WASHINGTON DC - President Obama during his 'State of the Union' speach scornfully remarked about a recent 5-4 Supreme Court decision regarding campaign financial contributions from corporations.  The Supreme Court in making this decision cited that freedom of speech under the Constitution, includes a corporation's right to donate to political campaigns.

This has become quite a controversial decision.  One which the President and his administration, as well as most on the left, obviously disagree with.  However, it should be noted that the Supreme Court decision is accurate.  It is agreeable to see that at least one branch of the federal government continues to stand up for the constitution.

Just as any American citizen has a right to free speech, and the liberty to contribute to political candidates with whom they agree, any legal corporate entity has these same liberties under the constitution.  While many Americans may not like the seemingly endless stream of political advertisements during elections, they are not forced to watch (or listen to) such advertisements just because they happen to air during a popular show.  This is especially true given today's DVR technology, whereby programs can be recorded, and advertisements skipped during playback.

All rights under the constitution must be protected, and this is the purpose for the Supreme Court.  Historically, any government which becomes comfortable in legislating away the rights and/or liberties of any specific group of citizens or entities, will find it easier to expand that group to fit the goals at the time.  Additionally, as with freedom of speech of individuals, just because one disagrees with what someone says or how they go about saying it, does not mean their right to do so should be eliminated.

This topic also touches upon a related subject, which is career politicians and lobbyists "buying their vote".  The US government was originally designed to be a government of the people, by the people, for the people.  Career politicians are one major problem, as our representatives are supposed to be common people like anyone else, who do not make a career out of it.  This helps to ensure that those who are charged with representing the people of a given district, will do exactly that and not sell their vote to the highest bidder.  Congressional term limits, as well as reforming the rules by which lobbyists are governed, would go much farther to ensure a level playing field, than would legislating away a corporation's right to donate to a particular candidate.

Comments are welcomed.

Comments

  • David Toney 4 years ago

    A corporation should not have the same free speech rights as an individual because when it buys a political ad it is voicing the opinion of the board of directors and not letting the stockholders express their opinion as to how the money should be spent. Also, suppose china buys an american corporation. Can that corporation then buy political ads supporting china s interests

  • Zman 4 years ago

    Just another way special interest can purchase America under our noses. There will be a hostile business takeover one day and the Brits, Russia or China will own more of the US then the US. Then the majority stock/shareholders will want to rule. It seems that corruption, not doing what is right, drives our hisghest courts now. Thank you Supreme Court Judge Walmart for your deep pocket interests

  • JRambo 4 years ago

    Although legally the ruling may be "correct" it is not right. Corporations are simply not people. They are entities that have been given the rights of people. However, how can we stop harm caused by them? We can't impose prison time, or the death penalty. We can only fine them and hold their people accountable (in some cases.) If a corporation kills people and no individual in the corporation is responsible, then what? Say 100 people each knew a small part about a particular pollution that killed people, but none of them really had the big picture. Say 1000 people died. Who would go to prison if the 100 people in the corporation really didn't know enough?
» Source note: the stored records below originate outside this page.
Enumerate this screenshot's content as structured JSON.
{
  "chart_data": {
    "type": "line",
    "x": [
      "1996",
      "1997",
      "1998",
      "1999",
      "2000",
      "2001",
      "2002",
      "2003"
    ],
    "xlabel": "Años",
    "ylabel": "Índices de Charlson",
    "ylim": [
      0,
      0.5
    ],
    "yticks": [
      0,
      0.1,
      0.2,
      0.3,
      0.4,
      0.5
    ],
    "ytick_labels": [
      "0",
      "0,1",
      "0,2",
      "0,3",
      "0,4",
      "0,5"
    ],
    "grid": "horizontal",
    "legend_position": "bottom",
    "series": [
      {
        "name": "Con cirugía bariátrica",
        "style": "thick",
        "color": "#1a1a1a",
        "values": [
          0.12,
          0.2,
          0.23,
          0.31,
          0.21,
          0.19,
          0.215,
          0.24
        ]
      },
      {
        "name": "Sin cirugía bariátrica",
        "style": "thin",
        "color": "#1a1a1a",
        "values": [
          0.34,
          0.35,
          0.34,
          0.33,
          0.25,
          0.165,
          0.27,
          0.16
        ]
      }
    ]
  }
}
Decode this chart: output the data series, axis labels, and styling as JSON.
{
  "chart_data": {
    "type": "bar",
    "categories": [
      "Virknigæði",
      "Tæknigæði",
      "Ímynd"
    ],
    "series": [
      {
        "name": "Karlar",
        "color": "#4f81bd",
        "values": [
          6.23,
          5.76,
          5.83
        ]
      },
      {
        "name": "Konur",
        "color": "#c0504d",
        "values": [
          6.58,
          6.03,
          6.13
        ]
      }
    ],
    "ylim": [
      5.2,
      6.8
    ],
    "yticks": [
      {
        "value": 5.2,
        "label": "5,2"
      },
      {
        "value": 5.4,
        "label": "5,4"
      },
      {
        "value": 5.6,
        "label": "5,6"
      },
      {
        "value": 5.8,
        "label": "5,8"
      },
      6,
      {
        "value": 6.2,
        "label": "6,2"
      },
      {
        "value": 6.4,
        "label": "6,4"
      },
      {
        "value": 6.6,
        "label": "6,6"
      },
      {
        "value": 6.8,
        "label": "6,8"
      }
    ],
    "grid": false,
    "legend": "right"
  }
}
    My take is that Obama was asking for an amendment to overturn the ruling, which is the right thing to do. I'm all for eliminating private funding for elections. Lets go to a national system. That way, a third party stands a chance. Venture 2012!

    The bottom line is that corporations are not people, period.

  • James Covington 4 years ago

    In response to Jrambo: You make an excellent point. However, my article was strictly to point out that congress does not have the right to countermand the constitution on its own. A well written amendment would do well to fix such problems, but must be ratified by 2/3 of the States. For congress to do so on its own is unconstitutional, and this was the correctness in their ruling.

    Zman: You know as well as I do that they were still making contributions. Legal, it can be better regulated. Illegalizing it just creates a "black market" for it.

    Mr. Toney: I'm referring to American owned companies, as of course a foreign owned company should not have the same rights. However as stated above, they make such contributions anyway.

    Thanks for your comments!

  • John Pruett 4 years ago

    Agreed, legislation to limit terms and access of lobbyists would be good, but it is far too late for that. I would be amazed if we ever regain control of our country, we the people that is.